Viele Jahre waren der Österreicher J. H. und seine spanische Frau B. D. eine glitzernde Größe der deutsch-internationalen Society Mallorcas. Doch in den vergangenen Monaten mehrten sich die Anschuldigungen wegen Betrugs gegen das Paar, das mit seinem Unternehmen hoch rentable Investitionen, Kredite und Immobiliengeschäfte anbot. Immer mehr Kunden, die keine Auszahlungen mehr erhielten, zeigten die beiden an, die Polizei ermittelte. Am Dienstag (20. 3.) wurden sie schließlich wegen Verdachts auf Betrug mit einem Schneeballsystem in Höhe von bis zu 9 Millionen Euro festgenommen.

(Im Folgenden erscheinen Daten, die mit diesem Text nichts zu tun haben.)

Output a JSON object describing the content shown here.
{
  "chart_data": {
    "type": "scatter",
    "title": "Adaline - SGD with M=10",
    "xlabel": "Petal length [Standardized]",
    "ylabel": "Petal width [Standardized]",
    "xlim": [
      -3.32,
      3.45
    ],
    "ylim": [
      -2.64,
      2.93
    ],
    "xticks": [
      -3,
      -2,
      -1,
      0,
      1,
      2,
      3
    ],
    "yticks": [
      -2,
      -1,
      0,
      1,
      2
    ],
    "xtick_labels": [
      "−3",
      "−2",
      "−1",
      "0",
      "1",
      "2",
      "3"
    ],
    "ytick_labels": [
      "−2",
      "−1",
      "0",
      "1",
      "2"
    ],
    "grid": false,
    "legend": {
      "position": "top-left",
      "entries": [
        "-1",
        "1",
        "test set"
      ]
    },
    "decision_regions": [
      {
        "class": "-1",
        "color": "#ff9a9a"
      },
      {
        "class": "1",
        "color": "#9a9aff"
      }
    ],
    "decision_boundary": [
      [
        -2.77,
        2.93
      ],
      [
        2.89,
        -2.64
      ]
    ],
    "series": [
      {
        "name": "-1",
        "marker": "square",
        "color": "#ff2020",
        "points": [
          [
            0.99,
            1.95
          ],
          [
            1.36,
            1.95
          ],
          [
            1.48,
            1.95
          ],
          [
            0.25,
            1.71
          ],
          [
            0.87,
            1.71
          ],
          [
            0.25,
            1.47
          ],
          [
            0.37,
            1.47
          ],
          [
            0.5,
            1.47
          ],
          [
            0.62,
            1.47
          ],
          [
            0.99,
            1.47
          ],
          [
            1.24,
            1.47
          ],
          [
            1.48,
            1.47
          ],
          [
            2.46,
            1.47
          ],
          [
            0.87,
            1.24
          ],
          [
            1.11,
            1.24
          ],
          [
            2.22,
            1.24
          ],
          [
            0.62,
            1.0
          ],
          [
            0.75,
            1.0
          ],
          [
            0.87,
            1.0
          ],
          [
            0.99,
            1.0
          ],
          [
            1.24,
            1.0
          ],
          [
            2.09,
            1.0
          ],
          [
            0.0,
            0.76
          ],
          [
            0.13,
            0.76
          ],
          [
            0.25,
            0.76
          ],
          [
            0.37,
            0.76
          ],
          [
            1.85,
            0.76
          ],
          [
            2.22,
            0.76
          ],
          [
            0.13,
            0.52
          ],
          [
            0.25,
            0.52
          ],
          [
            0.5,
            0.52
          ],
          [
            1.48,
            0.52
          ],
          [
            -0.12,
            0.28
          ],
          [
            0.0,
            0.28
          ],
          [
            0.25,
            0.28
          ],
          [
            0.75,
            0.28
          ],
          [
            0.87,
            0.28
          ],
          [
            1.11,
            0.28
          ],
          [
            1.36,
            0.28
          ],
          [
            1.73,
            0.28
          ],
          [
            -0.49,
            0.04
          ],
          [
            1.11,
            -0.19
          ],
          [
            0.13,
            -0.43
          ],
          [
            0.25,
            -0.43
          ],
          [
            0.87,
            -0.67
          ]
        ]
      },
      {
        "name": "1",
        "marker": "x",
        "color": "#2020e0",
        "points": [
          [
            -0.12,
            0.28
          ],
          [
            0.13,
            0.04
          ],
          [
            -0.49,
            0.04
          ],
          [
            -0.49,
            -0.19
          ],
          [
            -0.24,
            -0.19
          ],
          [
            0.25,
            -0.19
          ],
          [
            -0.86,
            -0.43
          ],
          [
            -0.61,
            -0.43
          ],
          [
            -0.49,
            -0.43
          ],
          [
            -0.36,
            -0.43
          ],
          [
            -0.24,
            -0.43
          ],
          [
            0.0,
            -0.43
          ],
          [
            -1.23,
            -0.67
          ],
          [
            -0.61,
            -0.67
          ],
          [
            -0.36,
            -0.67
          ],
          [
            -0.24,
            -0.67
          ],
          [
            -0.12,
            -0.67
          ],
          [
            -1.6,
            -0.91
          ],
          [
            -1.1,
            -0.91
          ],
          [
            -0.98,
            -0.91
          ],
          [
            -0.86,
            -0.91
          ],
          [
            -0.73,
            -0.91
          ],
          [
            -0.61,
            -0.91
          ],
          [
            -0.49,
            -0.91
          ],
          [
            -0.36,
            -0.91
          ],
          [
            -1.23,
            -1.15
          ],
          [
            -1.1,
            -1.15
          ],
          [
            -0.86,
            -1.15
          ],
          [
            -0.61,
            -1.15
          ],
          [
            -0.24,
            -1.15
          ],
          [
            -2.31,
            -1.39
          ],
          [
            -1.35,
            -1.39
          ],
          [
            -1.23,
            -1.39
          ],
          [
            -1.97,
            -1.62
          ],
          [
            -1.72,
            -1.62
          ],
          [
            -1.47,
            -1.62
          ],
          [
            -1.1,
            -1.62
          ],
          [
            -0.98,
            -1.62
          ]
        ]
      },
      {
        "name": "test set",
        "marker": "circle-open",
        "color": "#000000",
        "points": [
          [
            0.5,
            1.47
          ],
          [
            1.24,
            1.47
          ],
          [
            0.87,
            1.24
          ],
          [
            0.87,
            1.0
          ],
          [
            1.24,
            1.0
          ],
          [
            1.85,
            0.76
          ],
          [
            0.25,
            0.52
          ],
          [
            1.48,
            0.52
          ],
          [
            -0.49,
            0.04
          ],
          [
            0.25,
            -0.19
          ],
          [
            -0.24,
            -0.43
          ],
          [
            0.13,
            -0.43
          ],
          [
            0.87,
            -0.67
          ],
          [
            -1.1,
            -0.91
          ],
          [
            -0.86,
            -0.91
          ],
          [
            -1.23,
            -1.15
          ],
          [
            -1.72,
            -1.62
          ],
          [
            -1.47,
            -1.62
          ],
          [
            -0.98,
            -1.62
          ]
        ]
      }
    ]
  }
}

Im Rahmen der „Operation Boa" durchsuchten Ermittler für Wirtschaftskriminalität der Nationalpolizei im Laufe des Tages außerdem mehrere Firmensitze und Wohnungen in Palma und der Gemeinde Calvià. Die Ermittlungen dauerten am Mittwoch (21.3.) weiter an. Die Polizei schätzt die Zahl der Geschädigten auf mehr als 200. Darunter sind viele verschiedene Nationalitäten, aber vor allem Deutsche, Spanier und Briten. Eine Ende Februar von fünf Anwälten bei Gericht in Palma eingereichte Anzeige mehrerer Geschädigter gab schließlich den Anlass zu der Polizei-Aktion.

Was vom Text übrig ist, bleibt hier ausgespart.